L’Iss ha pubblicato un nuovo studio sulle donne in gravidanza durante la prima ondata di Coronavirus con i relativi risultati. In tutto sono state 875 le donne in gravidanza risultate positive ma fortunatamente tra loro non è stata segnalata alcuna morte ed i casi di parto cesareo è rimasto in linea con quello nazionale pre Covid come emerge dai dati dello studio coordinato dall’Italian Obstetric Surveillance System (ItOSS) dell’Iss. I casi registrati fanno riferimento al periodo compreso tra il 25 febbraio, quando fu registrato in Italia il primo caso ostetrico e il 30 settembre, considerata la data di fine della prima ondata. Degli 875 casi in esame, 667 sono state le donne che hanno partorito e rispetto alle quali il tasso di incidenza dell’infezione da Covid è stato complessivamente di 2,9 casi per 1000. Nel dettaglio si parla di 5,3/1000 nel Nord; 1,6/1000 nel Centro; 0,6/1000 al Sud. Solo in Lombardia – dove si sono registrati il 53% dei casi totali – si parla di 8,9/1000. La responsabile Serena Donati ha spiegato che lo studio in oggetto “permette di descrivere i modelli organizzativi e le modalità assistenziali adottate per fronteggiare la prima ondata dell’emergenza sanitaria dovuta al COVID-19 in ambito perinatale con l’obiettivo di produrre conoscenza utile ai decisori e ai professionisti sanitari che stanno affrontando la seconda ondata”. Ne è emerso inoltre che a parte qualche piccola eccezione, i benefici del parto vaginale, insieme al contatto madre-bambino e all’allattamento sono maggiori del rischio di contagio.

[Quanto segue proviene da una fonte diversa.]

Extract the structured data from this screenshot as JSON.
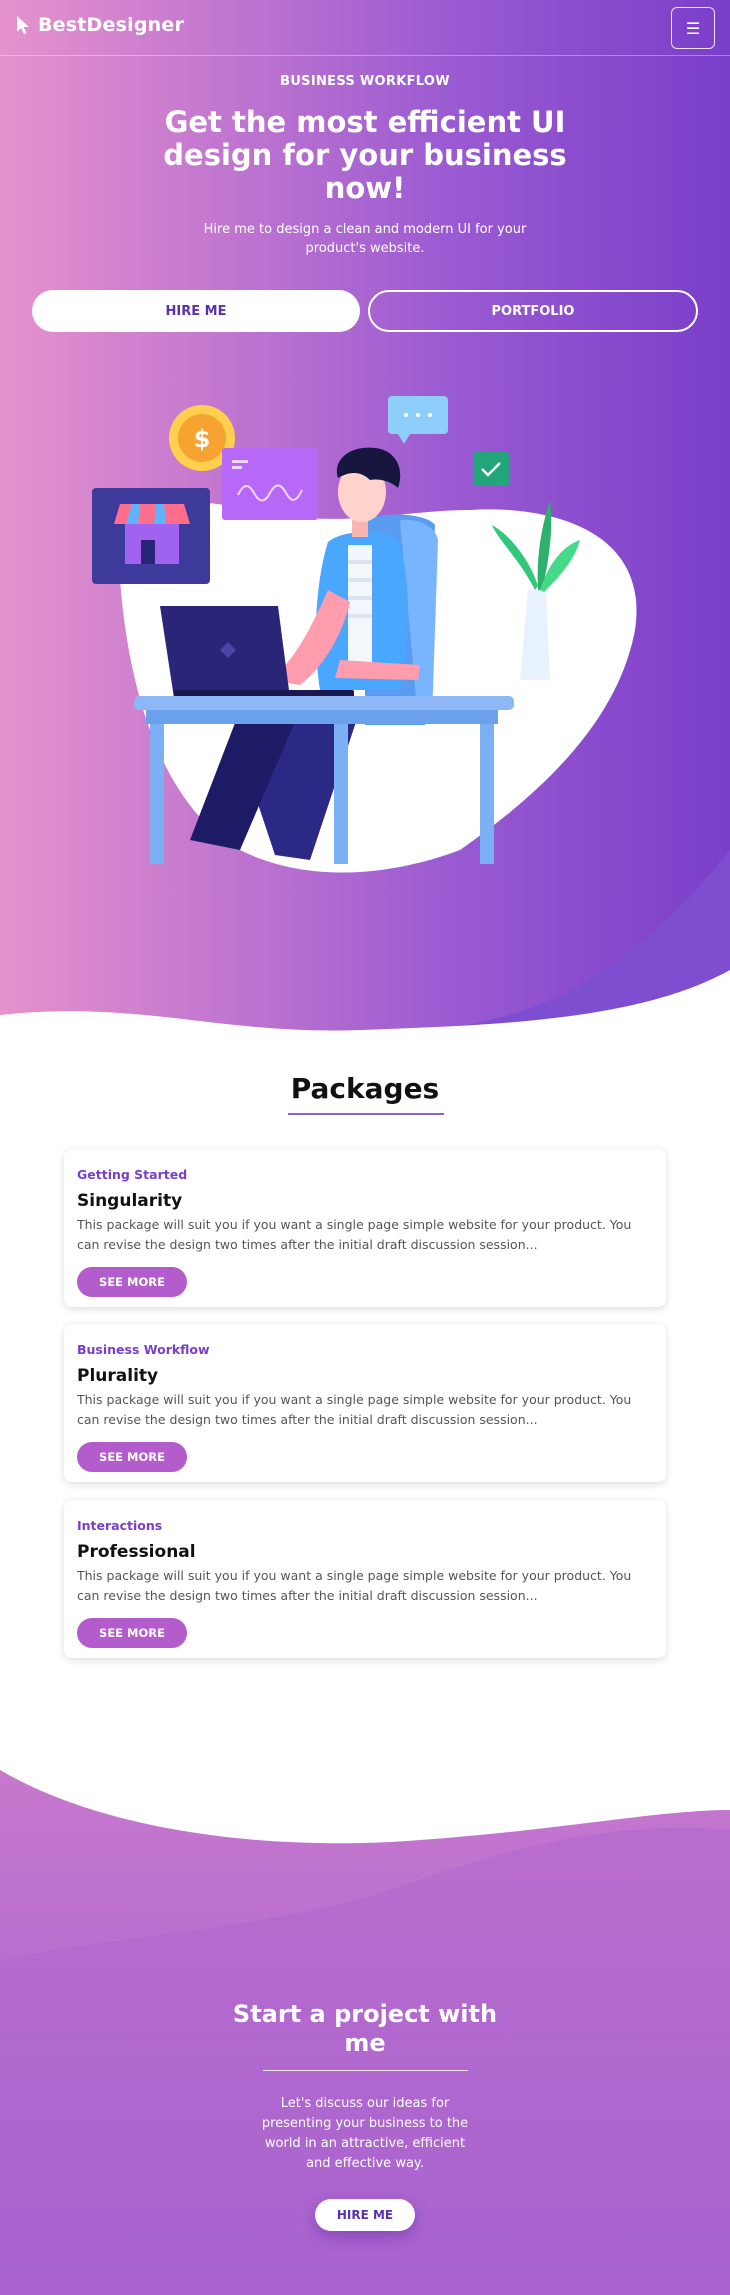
{
  "nav": {
    "brand": "BestDesigner",
    "menu_icon": "☰"
  },
  "hero": {
    "eyebrow": "BUSINESS WORKFLOW",
    "title": "Get the most efficient UI design for your business now!",
    "subtitle": "Hire me to design a clean and modern UI for your product's website.",
    "primary_button": "HIRE ME",
    "secondary_button": "PORTFOLIO",
    "coin_symbol": "$"
  },
  "packages": {
    "title": "Packages",
    "items": [
      {
        "category": "Getting Started",
        "title": "Singularity",
        "description": "This package will suit you if you want a single page simple website for your product. You can revise the design two times after the initial draft discussion session...",
        "button": "SEE MORE"
      },
      {
        "category": "Business Workflow",
        "title": "Plurality",
        "description": "This package will suit you if you want a single page simple website for your product. You can revise the design two times after the initial draft discussion session...",
        "button": "SEE MORE"
      },
      {
        "category": "Interactions",
        "title": "Professional",
        "description": "This package will suit you if you want a single page simple website for your product. You can revise the design two times after the initial draft discussion session...",
        "button": "SEE MORE"
      }
    ]
  },
  "cta": {
    "title": "Start a project with me",
    "subtitle": "Let's discuss our ideas for presenting your business to the world in an attractive, efficient and effective way.",
    "button": "HIRE ME"
  },
  "colors": {
    "primary": "#7a3ec9",
    "accent": "#b35ccc",
    "pink": "#e692cd"
  },
  "icons": [
    "cursor-logo-icon",
    "hamburger-menu-icon",
    "dollar-coin-icon",
    "chat-bubble-icon",
    "checkbox-icon",
    "storefront-icon",
    "waveform-card-icon"
  ]
}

COVID, DONNE IN GRAVIDANZA DURANTE PRIMA ONDATA: LO STUDIO DELL’ISS
Lo studio sulle donne in gravidanza durante la prima ondata di Covid ha rivelato che nella maggior parte dei casi le donne prese in esame hanno sviluppato una malattia lieve o moderata e solo il 2% ha necessitato di un ricovero in terapia intensiva. Il 18,6% delle donne ha sviluppato una polmonite interstiziale da Covid. Nel 13% dei casi i parti sono stati pretermine – il doppio del tasso nazionale – ma il 71% dei casi è attribuibile alla decisione di anticipare il parto. I parti cesarei sono stati pari al 34%, in linea con il tasso nazionale. Nel 51% dei casi la partoriente ha potuto avere al suo fianco una persona di sua scelta durante il travaglio/parto e il 54% dei neonati è potuto rimanere accanto alla propria mamma, in quasi la metà praticando il contatto pelle-a-pelle. Oltre la metà (69%) di mamme e bambini hanno condiviso la medesima stanza e il 76% dei neonati ha ricevuto il latte materno, numeri questi aumentati nei mesi finali della prima ondata poichè inizialmente vi fu la tendenza a tenere separati i piccoli dalle mamme. Proprio le condizioni di salute dei neonati rimasti con le mamme non sono peggiori rispetto a quelli che sono stati separati dopo la nascita. Al 30 settembre sarebbero state registrate solo 6 morti in utero e una neonatale non riconducibili al Covid, e nessuna morte materna. Alla luce dei dati raccolti, la trasmissione del Coronavirus da madre a neonato sembra possibile ma molto rara. Dei 681 neonati, solo 19 (2,8% dei casi) sono risultati positivi al Covid dopo la nascita e solo uno ha avuto complicazioni respiratorie risolte dopo il ricovero in terapia intensiva.